Le Groupe de Río s’est aussi rassemblé à l’occasion du premier Sommet de l’Amérique latine et de la Caraïbe pour célébrer l’intégration officielle de Cuba comme 23e membre de ce forum.

Dans ce contexte, plusieurs représentants de pays membres de ce Groupe créé en 1986 ont insisté sur la nécessité de bâtir un plan d’action en vue de concrétiser son objectif de consolider la coopération politique et économique entre les pays membres et de fomenter le rapprochement entre eux.

De l’avis du premier ministre jamaïcain Bruce Golding, il faut convertir ce Groupe en un véhicule de concertation en Amérique latine et dans la Caraïbe parce que « le monde est en train de se reconfigurer en conglomérations de nations souveraines », a souligné le dirigeant caraïbéen, se réjouissant de ce que « dans ce groupe, qui vient d’avoir 22 ans, il n’y a pas de conflits internes ni désaccord ».

Du même coup, il a souhaité que « le prochain sommet, qui aura lieu en 2010, soit le cadre pour harmoniser les stratégies ».

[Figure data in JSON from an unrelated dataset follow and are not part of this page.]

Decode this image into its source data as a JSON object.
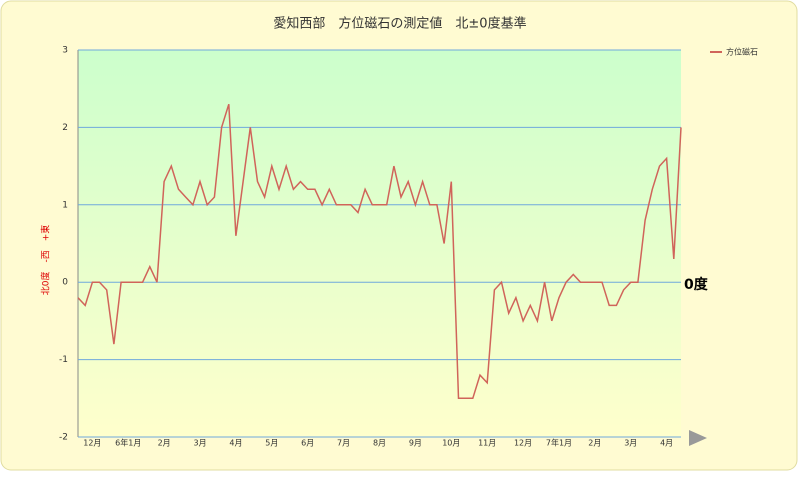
{
  "chart_data": {
    "type": "line",
    "title": "愛知西部　方位磁石の測定値　北±0度基準",
    "y_label": "北0度　-西　+東",
    "annotation": "0度",
    "categories": [
      null,
      null,
      "12月",
      null,
      null,
      null,
      null,
      "6年1月",
      null,
      null,
      null,
      null,
      "2月",
      null,
      null,
      null,
      null,
      "3月",
      null,
      null,
      null,
      null,
      "4月",
      null,
      null,
      null,
      null,
      "5月",
      null,
      null,
      null,
      null,
      "6月",
      null,
      null,
      null,
      null,
      "7月",
      null,
      null,
      null,
      null,
      "8月",
      null,
      null,
      null,
      null,
      "9月",
      null,
      null,
      null,
      null,
      "10月",
      null,
      null,
      null,
      null,
      "11月",
      null,
      null,
      null,
      null,
      "12月",
      null,
      null,
      null,
      null,
      "7年1月",
      null,
      null,
      null,
      null,
      "2月",
      null,
      null,
      null,
      null,
      "3月",
      null,
      null,
      null,
      null,
      "4月",
      null,
      null
    ],
    "series": [
      {
        "name": "方位磁石",
        "color": "#d0645a",
        "values": [
          -0.2,
          -0.3,
          0,
          0,
          -0.1,
          -0.8,
          0,
          0,
          0,
          0,
          0.2,
          0,
          1.3,
          1.5,
          1.2,
          1.1,
          1.0,
          1.3,
          1.0,
          1.1,
          2.0,
          2.3,
          0.6,
          1.3,
          2.0,
          1.3,
          1.1,
          1.5,
          1.2,
          1.5,
          1.2,
          1.3,
          1.2,
          1.2,
          1.0,
          1.2,
          1.0,
          1.0,
          1.0,
          0.9,
          1.2,
          1.0,
          1.0,
          1.0,
          1.5,
          1.1,
          1.3,
          1.0,
          1.3,
          1.0,
          1.0,
          0.5,
          1.3,
          -1.5,
          -1.5,
          -1.5,
          -1.2,
          -1.3,
          -0.1,
          0,
          -0.4,
          -0.2,
          -0.5,
          -0.3,
          -0.5,
          0,
          -0.5,
          -0.2,
          0,
          0.1,
          0,
          0,
          0,
          0,
          -0.3,
          -0.3,
          -0.1,
          0,
          0,
          0.8,
          1.2,
          1.5,
          1.6,
          0.3,
          2.0
        ]
      }
    ],
    "ylim": [
      -2,
      3
    ],
    "yticks": [
      3,
      2,
      1,
      0,
      -1,
      -2
    ],
    "grid": true,
    "legend": "top-right"
  }
}
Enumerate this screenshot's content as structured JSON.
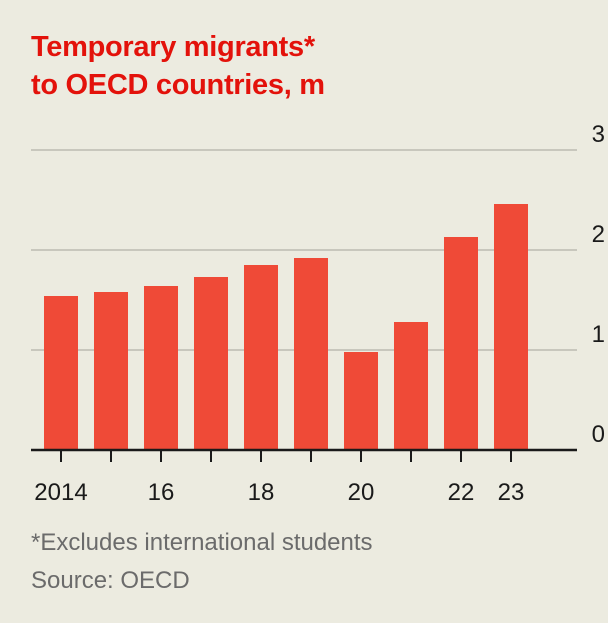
{
  "title_lines": [
    "Temporary migrants*",
    "to OECD countries, m"
  ],
  "footnote": "*Excludes international students",
  "source": "Source: OECD",
  "colors": {
    "background": "#ecebe0",
    "bar": "#ef4a37",
    "title": "#e3120b",
    "grid": "#c8c7bd",
    "axis": "#1a1a1a",
    "text": "#1a1a1a",
    "muted": "#6b6b6b"
  },
  "chart_data": {
    "type": "bar",
    "title": "Temporary migrants* to OECD countries, m",
    "xlabel": "",
    "ylabel": "",
    "categories": [
      "2014",
      "2015",
      "2016",
      "2017",
      "2018",
      "2019",
      "2020",
      "2021",
      "2022",
      "2023"
    ],
    "x_tick_labels": [
      "2014",
      "",
      "16",
      "",
      "18",
      "",
      "20",
      "",
      "22",
      "23"
    ],
    "values": [
      1.54,
      1.58,
      1.64,
      1.73,
      1.85,
      1.92,
      0.98,
      1.28,
      2.13,
      2.46
    ],
    "ylim": [
      0,
      3
    ],
    "y_ticks": [
      0,
      1,
      2,
      3
    ],
    "y_tick_labels": [
      "0",
      "1",
      "2",
      "3"
    ],
    "y_axis_side": "right",
    "grid": true
  }
}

Outre Cuba, les 22 autres membres du Groupe de Río, dont le chef d’État mexicain Felipe Calderón assure la présidence Pro tempore, sont : l’Argentine, Belize, la Bolivie, le Brésil, la Colombie, le Costa Rica, le Chili, l’Équateur, El Salvador, le Guatemala, le Honduras, le Mexique, le Nicaragua, le Panama, le Paraguay, le Pérou, la République Dominicaine, Haïti, l’Uruguay, le Venezuela, la Guyane et la Jamaïque en représentation de la Communauté des Caraïbes (Caricom).